Kamu Denetçileri Kurumu’nun 5 yıldan bu yana faaliyetlerini sürdürdüğünü anlatan Malkoç, “Kamu denetçiliğinin görevi insanların şikayetleri doğrultusunda idareyi denetimdir. Önemli olan husus demokrasinin değişik aşamalarında toplumların talepleri ister istemez farklılaşıyor. Siyasetçiler, hukukçular ihtiyaçları karşılamak için değişik hizmet birimleri kurdukları gibi bu birimlerin gereği gibi insanlara ulaşıp ulaşmadığını, hizmetler esnasında hukuka uygun davranıp davranmadıklarını denetlemek istemişlerdir.
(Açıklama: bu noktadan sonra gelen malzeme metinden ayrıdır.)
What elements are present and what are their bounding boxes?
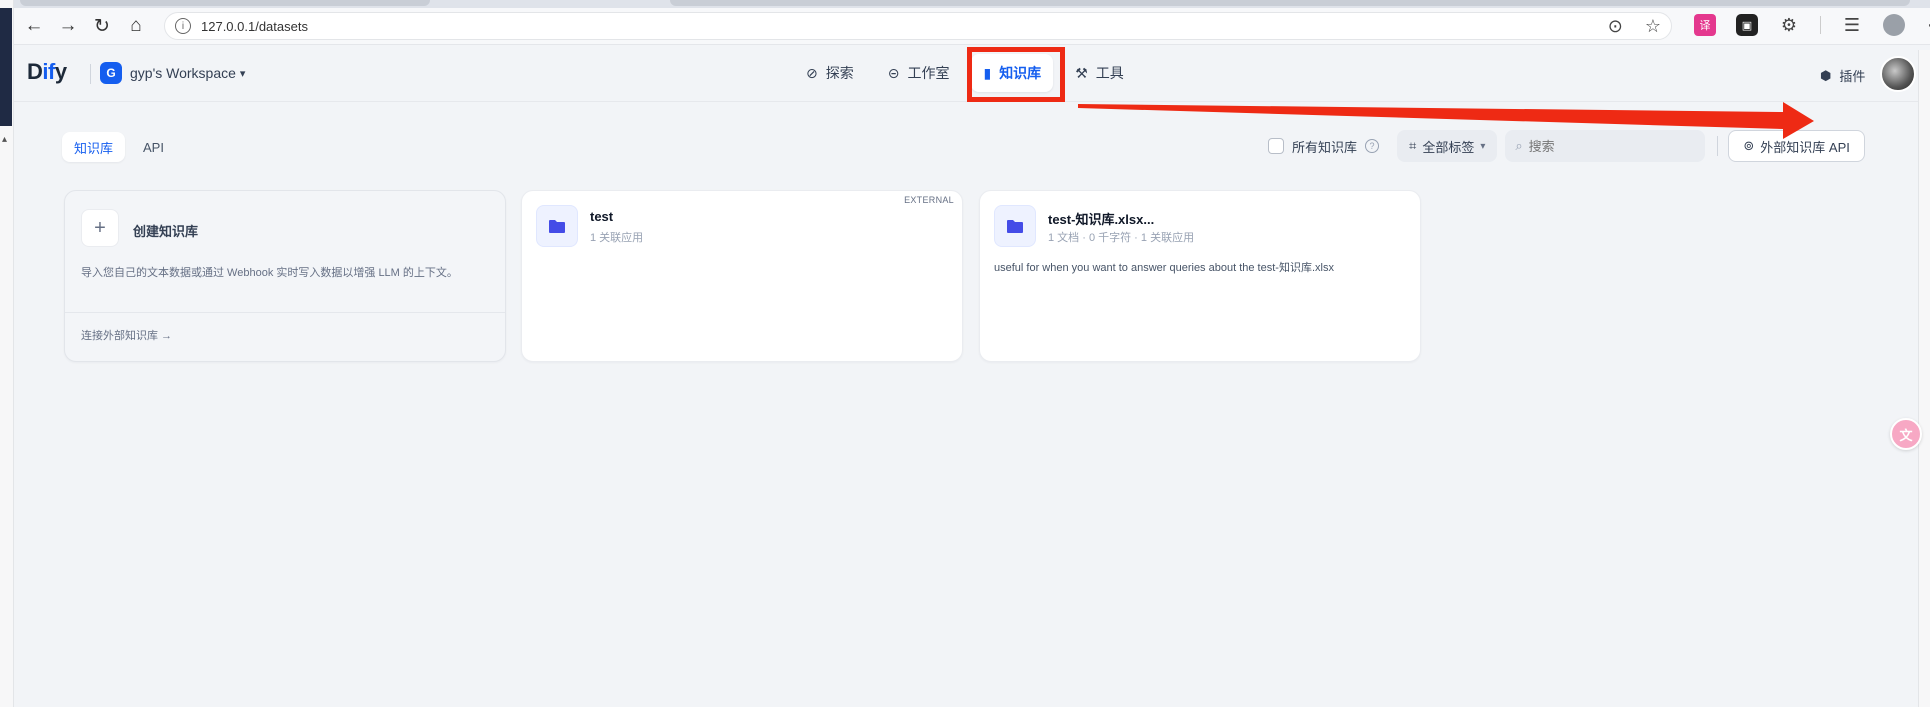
dataset-tabs: 知识库 API <box>62 132 176 162</box>
search-box: ⌕ <box>1505 130 1706 162</box>
reader-mode-icon[interactable]: ⊙ <box>1608 16 1623 37</box>
tag-filter-label: 全部标签 <box>1422 139 1475 155</box>
help-icon[interactable]: ? <box>1365 139 1380 153</box>
create-knowledge-card[interactable]: + 创建知识库 导入您自己的文本数据或通过 Webhook 实时写入数据以增强 … <box>64 190 506 362</box>
header-separator <box>90 64 91 84</box>
extension-translate-icon[interactable]: 译 <box>1694 14 1716 36</box>
reload-icon[interactable]: ↻ <box>88 12 116 40</box>
external-tag: EXTERNAL <box>904 195 954 205</box>
workspace-switcher[interactable]: G gyp's Workspace ▾ <box>100 62 245 84</box>
tag-icon: ⌗ <box>1409 138 1417 153</box>
dataset-card[interactable]: EXTERNAL test 1 关联应用 <box>521 190 963 362</box>
annotation-highlight-box <box>967 47 1065 102</box>
dify-logo[interactable]: Dify <box>27 59 67 85</box>
search-icon: ⌕ <box>1515 138 1523 153</box>
dataset-card[interactable]: test-知识库.xlsx... 1 文档 · 0 千字符 · 1 关联应用 u… <box>979 190 1421 362</box>
tools-icon: ⚒ <box>1075 64 1088 81</box>
folder-icon <box>536 205 578 247</box>
favorites-list-icon[interactable]: ☰ <box>1841 14 1863 36</box>
chevron-down-icon: ▾ <box>1480 140 1486 152</box>
nav-tools[interactable]: ⚒ 工具 <box>1063 54 1136 92</box>
profile-icon[interactable] <box>1883 14 1905 36</box>
browser-tab-strip <box>0 0 1930 8</box>
explore-icon: ⊘ <box>806 64 818 81</box>
dataset-meta: 1 文档 · 0 千字符 · 1 关联应用 <box>1048 232 1195 244</box>
forward-icon[interactable]: → <box>54 12 82 40</box>
search-input[interactable] <box>1528 138 1679 154</box>
tab-knowledge[interactable]: 知识库 <box>62 132 126 162</box>
dataset-name: test <box>590 209 614 224</box>
browser-tab[interactable] <box>670 0 1910 6</box>
nav-explore[interactable]: ⊘ 探索 <box>794 54 866 92</box>
site-info-icon[interactable]: i <box>175 18 191 34</box>
address-bar[interactable]: i 127.0.0.1/datasets ⊙ ☆ <box>164 12 1672 40</box>
folder-icon <box>994 205 1036 247</box>
left-window-edge: ▴ <box>0 0 14 707</box>
external-api-button[interactable]: ⊚ 外部知识库 API <box>1728 130 1865 162</box>
plugin-cube-icon: ⬢ <box>1820 67 1832 83</box>
dataset-meta: 1 关联应用 <box>590 232 644 244</box>
dataset-filters: 所有知识库 ? ⌗ 全部标签 ▾ ⌕ ⊚ 外部知识库 API <box>1268 130 1865 162</box>
plugins-label: 插件 <box>1839 69 1866 84</box>
workspace-name: gyp's Workspace <box>130 65 236 81</box>
url-text: 127.0.0.1/datasets <box>201 18 308 34</box>
nav-tools-label: 工具 <box>1095 65 1124 81</box>
connect-external-link[interactable]: 连接外部知识库 → <box>81 327 172 343</box>
nav-explore-label: 探索 <box>825 65 854 81</box>
home-icon[interactable]: ⌂ <box>122 12 150 40</box>
all-knowledge-checkbox[interactable] <box>1268 138 1284 154</box>
favorite-star-icon[interactable]: ☆ <box>1645 16 1661 37</box>
right-window-edge <box>1918 50 1930 707</box>
extension-game-icon[interactable]: ▣ <box>1736 14 1758 36</box>
toolbar-separator <box>1820 16 1821 34</box>
user-avatar[interactable] <box>1880 56 1916 92</box>
plus-icon: + <box>81 209 119 247</box>
workspace-badge: G <box>100 62 122 84</box>
external-api-label: 外部知识库 API <box>1760 139 1850 155</box>
filter-separator <box>1717 136 1719 156</box>
nav-studio-label: 工作室 <box>907 65 950 81</box>
card-divider <box>65 312 505 313</box>
studio-icon: ⊝ <box>887 64 900 81</box>
tag-filter-dropdown[interactable]: ⌗ 全部标签 ▾ <box>1397 130 1498 162</box>
nav-studio[interactable]: ⊝ 工作室 <box>876 54 962 92</box>
cursor-icon: ▴ <box>2 134 8 145</box>
floating-assistant-icon[interactable]: 文 <box>1890 418 1922 450</box>
main-nav: ⊘ 探索 ⊝ 工作室 ▮ 知识库 ⚒ 工具 <box>794 54 1136 92</box>
back-icon[interactable]: ← <box>20 12 48 40</box>
dataset-description: useful for when you want to answer queri… <box>994 262 1334 274</box>
tab-api[interactable]: API <box>131 132 176 162</box>
chevron-down-icon: ▾ <box>239 67 246 80</box>
more-menu-icon[interactable]: ⋯ <box>1925 14 1930 36</box>
create-knowledge-title: 创建知识库 <box>133 224 199 239</box>
create-knowledge-description: 导入您自己的文本数据或通过 Webhook 实时写入数据以增强 LLM 的上下文… <box>81 267 458 279</box>
dataset-name: test-知识库.xlsx... <box>1048 212 1155 227</box>
background-window <box>0 8 12 126</box>
app-header: Dify G gyp's Workspace ▾ ⊘ 探索 ⊝ 工作室 ▮ 知识… <box>14 46 1918 102</box>
all-knowledge-label: 所有知识库 <box>1292 139 1358 155</box>
api-connection-icon: ⊚ <box>1743 138 1755 153</box>
plugins-button[interactable]: ⬢ 插件 <box>1820 66 1865 85</box>
browser-tab[interactable] <box>20 0 430 6</box>
extensions-puzzle-icon[interactable]: ⚙ <box>1778 14 1800 36</box>
browser-toolbar: ← → ↻ ⌂ i 127.0.0.1/datasets ⊙ ☆ 译 ▣ ⚙ ☰… <box>14 8 1930 45</box>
Hak ihlalleri karşısında akla ilk gelen yer mahkemelerdir. Ancak dünyada hemen mahkemeye müracaat edilmemesi, alternatif çözüm yollarının aranması için çabalar oldukça yoğunlaşmıştır. Sendika, şirket arasında arabuluculuk müessesi oluşmuştur. Mahkeme dışı alternatif çözüm yollarından biri kamu denetçiliği kurumudur. Kamu Denetçileri Kurumu olarak, bize yapılan başvuruları 6 ay içerisinde karara bağlıyoruz. Ücret, pul, harç parası almıyoruz” dedi.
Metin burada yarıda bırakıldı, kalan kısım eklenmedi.